One project that Helen is particularly passionate about is the reintegration of the children with their surviving relatives. This allows the children to learn about their family roots and is an opportunity to educate their families about the reality of living with HIV. She helps organize visits and encourages the families to host their children over school breaks.

She expresses joy about children who have gone on to study at universities and colleges across Kenya. “we have two pursuing  Bachelors of Science in Information technology at the Jomo Kenyatta University of Agriculture and Technology (JKUAT) and the Kenya College of Accountancy University (KCA) and one studying Law at Catholic University (CUEA)” she says.

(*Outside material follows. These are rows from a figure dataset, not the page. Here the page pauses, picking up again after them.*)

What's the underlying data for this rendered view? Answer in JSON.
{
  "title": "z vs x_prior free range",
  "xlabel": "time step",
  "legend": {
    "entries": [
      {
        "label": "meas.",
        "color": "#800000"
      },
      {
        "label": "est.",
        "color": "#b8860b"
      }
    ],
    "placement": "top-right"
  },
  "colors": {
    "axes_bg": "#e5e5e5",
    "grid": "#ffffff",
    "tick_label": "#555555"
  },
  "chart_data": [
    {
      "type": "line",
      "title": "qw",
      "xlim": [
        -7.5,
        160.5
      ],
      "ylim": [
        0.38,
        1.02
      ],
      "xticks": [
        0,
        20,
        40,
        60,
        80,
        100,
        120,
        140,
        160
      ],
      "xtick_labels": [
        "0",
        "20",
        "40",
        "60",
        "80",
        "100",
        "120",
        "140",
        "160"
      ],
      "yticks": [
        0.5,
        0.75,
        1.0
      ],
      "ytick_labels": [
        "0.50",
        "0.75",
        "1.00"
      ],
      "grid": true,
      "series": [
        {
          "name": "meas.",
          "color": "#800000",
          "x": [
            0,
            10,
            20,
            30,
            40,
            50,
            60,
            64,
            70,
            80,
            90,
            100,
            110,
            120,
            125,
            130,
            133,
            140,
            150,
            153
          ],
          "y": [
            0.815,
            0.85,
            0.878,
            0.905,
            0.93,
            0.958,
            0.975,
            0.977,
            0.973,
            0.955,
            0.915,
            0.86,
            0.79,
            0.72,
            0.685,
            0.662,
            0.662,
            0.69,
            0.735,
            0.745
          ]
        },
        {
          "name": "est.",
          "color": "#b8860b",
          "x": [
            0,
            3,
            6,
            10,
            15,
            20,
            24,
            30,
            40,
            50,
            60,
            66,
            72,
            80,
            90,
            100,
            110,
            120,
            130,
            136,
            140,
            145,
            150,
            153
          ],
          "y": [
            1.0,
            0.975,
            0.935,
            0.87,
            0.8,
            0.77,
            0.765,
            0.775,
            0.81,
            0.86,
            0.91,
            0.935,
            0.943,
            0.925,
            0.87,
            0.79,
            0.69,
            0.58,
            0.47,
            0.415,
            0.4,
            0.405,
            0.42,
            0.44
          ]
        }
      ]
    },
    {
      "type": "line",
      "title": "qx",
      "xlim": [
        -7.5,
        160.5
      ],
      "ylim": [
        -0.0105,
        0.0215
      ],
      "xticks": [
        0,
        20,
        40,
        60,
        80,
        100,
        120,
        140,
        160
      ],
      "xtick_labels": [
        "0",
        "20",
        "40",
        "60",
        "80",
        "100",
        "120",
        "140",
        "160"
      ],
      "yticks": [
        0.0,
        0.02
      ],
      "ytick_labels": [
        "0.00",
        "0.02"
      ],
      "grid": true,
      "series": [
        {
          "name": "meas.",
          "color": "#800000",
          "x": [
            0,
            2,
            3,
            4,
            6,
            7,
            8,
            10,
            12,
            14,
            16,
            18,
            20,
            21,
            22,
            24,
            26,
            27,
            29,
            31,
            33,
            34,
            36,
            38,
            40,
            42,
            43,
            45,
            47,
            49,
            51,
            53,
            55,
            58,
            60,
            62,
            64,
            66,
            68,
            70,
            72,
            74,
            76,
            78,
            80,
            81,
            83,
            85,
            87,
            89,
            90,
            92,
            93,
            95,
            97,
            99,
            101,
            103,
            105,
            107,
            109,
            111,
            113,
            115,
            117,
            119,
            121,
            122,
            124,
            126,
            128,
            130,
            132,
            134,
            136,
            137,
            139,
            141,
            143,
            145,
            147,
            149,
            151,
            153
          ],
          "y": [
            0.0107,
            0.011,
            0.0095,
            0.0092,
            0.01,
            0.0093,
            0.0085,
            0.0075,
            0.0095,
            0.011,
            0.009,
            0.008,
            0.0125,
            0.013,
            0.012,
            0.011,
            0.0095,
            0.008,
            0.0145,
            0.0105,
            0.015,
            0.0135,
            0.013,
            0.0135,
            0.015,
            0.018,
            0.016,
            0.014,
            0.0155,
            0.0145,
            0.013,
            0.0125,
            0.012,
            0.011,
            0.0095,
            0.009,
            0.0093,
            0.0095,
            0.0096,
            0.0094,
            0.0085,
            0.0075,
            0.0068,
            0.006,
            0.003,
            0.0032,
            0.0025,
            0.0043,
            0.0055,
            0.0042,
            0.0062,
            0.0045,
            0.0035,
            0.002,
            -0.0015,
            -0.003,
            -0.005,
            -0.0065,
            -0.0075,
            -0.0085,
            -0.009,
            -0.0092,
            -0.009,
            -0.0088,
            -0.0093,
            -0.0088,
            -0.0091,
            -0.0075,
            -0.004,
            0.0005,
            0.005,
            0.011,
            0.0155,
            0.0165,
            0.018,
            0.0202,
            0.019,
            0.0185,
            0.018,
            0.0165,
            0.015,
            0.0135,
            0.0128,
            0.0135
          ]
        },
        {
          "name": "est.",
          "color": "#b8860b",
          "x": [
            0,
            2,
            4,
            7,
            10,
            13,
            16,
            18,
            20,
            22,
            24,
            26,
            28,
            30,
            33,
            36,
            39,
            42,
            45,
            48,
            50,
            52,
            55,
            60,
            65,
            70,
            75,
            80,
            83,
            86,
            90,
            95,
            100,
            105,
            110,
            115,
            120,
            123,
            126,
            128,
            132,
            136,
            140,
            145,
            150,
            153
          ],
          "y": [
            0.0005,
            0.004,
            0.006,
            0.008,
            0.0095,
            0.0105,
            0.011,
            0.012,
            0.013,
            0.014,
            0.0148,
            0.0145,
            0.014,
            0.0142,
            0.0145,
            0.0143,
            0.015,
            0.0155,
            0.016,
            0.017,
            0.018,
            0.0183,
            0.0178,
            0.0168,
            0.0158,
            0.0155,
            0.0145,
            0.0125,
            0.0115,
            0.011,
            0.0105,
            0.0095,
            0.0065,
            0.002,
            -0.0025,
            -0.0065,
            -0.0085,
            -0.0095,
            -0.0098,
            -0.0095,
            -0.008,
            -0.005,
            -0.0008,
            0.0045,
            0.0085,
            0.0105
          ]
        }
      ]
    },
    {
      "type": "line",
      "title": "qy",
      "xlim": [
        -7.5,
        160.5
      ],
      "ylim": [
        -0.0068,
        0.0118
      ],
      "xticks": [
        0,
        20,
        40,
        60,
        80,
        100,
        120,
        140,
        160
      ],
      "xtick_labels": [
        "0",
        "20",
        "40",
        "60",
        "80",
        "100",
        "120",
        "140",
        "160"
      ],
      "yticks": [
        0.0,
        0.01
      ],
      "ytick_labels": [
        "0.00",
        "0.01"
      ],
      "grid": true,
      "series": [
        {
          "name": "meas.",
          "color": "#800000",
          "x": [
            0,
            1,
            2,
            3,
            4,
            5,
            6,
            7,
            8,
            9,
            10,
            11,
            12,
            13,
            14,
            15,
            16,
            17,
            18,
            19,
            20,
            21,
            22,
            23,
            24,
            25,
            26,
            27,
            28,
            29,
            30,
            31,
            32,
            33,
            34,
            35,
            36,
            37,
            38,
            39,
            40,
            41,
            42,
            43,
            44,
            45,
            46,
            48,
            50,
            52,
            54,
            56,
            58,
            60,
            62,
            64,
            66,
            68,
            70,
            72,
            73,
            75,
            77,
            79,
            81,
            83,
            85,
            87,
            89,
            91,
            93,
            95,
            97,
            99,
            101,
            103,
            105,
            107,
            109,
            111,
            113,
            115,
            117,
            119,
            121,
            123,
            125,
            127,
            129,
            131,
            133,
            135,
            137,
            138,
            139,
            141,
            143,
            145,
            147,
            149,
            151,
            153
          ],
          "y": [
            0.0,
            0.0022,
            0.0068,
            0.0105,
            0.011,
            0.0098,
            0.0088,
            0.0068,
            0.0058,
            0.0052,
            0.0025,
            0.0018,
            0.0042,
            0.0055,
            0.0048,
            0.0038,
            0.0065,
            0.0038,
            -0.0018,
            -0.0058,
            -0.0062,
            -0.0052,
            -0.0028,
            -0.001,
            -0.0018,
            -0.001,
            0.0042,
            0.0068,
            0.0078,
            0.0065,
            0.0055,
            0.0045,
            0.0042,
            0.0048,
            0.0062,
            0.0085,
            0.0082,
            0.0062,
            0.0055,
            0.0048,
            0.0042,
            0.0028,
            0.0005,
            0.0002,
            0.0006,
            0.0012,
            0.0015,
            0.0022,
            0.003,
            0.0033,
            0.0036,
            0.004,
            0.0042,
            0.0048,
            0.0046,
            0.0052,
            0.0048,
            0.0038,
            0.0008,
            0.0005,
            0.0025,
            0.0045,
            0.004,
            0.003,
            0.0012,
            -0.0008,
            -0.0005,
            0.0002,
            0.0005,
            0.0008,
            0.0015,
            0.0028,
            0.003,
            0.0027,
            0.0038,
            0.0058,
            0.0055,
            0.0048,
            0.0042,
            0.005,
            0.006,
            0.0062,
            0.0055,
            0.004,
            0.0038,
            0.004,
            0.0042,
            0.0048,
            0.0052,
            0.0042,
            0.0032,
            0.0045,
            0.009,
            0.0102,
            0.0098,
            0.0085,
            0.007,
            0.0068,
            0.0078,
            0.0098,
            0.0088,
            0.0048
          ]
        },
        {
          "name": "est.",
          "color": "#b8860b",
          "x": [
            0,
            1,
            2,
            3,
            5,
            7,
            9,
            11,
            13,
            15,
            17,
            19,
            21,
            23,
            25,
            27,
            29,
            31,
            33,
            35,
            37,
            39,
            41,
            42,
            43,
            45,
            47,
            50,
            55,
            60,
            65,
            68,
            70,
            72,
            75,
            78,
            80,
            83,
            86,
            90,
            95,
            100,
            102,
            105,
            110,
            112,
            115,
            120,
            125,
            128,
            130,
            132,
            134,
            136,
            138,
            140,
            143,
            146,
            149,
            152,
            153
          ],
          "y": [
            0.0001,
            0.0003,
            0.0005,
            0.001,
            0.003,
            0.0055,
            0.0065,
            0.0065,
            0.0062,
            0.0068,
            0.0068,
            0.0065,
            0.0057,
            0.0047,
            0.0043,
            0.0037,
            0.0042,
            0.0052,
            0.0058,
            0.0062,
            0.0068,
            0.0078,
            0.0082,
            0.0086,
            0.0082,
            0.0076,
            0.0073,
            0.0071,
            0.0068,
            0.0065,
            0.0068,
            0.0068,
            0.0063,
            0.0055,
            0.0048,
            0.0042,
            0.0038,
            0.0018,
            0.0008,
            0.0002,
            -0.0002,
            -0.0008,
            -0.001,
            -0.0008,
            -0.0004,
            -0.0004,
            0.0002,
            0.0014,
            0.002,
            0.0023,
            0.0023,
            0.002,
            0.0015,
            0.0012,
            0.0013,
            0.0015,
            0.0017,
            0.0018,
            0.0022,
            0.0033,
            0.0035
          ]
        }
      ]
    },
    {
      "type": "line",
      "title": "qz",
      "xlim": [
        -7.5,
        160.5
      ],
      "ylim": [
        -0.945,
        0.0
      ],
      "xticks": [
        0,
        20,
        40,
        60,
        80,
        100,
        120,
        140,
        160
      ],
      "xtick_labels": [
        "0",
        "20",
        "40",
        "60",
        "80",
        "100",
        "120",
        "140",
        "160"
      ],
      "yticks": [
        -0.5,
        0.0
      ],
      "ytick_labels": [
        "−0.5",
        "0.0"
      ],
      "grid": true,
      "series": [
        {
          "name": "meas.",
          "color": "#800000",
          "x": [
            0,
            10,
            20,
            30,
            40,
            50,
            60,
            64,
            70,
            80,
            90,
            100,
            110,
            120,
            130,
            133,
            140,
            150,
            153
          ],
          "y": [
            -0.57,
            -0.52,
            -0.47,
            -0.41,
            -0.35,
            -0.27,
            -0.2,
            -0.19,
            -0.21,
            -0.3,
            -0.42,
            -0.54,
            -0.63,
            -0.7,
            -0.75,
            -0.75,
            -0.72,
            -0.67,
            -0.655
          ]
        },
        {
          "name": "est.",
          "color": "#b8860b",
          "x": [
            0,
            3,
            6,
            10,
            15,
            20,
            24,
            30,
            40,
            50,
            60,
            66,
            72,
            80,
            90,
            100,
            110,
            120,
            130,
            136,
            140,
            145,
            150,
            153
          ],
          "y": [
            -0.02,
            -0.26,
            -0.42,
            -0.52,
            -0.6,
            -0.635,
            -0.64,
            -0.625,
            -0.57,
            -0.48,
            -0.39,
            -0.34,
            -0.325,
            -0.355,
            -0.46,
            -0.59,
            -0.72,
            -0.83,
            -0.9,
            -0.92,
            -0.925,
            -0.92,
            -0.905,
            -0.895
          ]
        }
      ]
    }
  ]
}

“Another one is studying for a Diploma in Tourism at the Nairobi Aviation College and yet another will soon be starting a diploma in Social Work at the Kenya Institute of Social Work and Community Development” she says.

This is all the more remarkable in light of the challenges that Nyumbani has faced in the past. In the 1990s, “many public primary schools would withdraw their admission when they learnt our children were living positively.

The late father D’agostino had to fight through the corridors of justice, to see to it that our children were not denied the right to acquire an education.”

Helen described that when Father D’Agostino died many people feared that Nyumbani would cease to exist. The current Executive director has kept the fire burning in Nyumbani. The other collegues include: Protus Lumiti (Chief Manager), Sister Theresa (Medical Head) and Sister Ann (Diagnostic Laboratory Head).The house moms and uncles along with the rest of the staff are vital in providing a nurturing home for the children.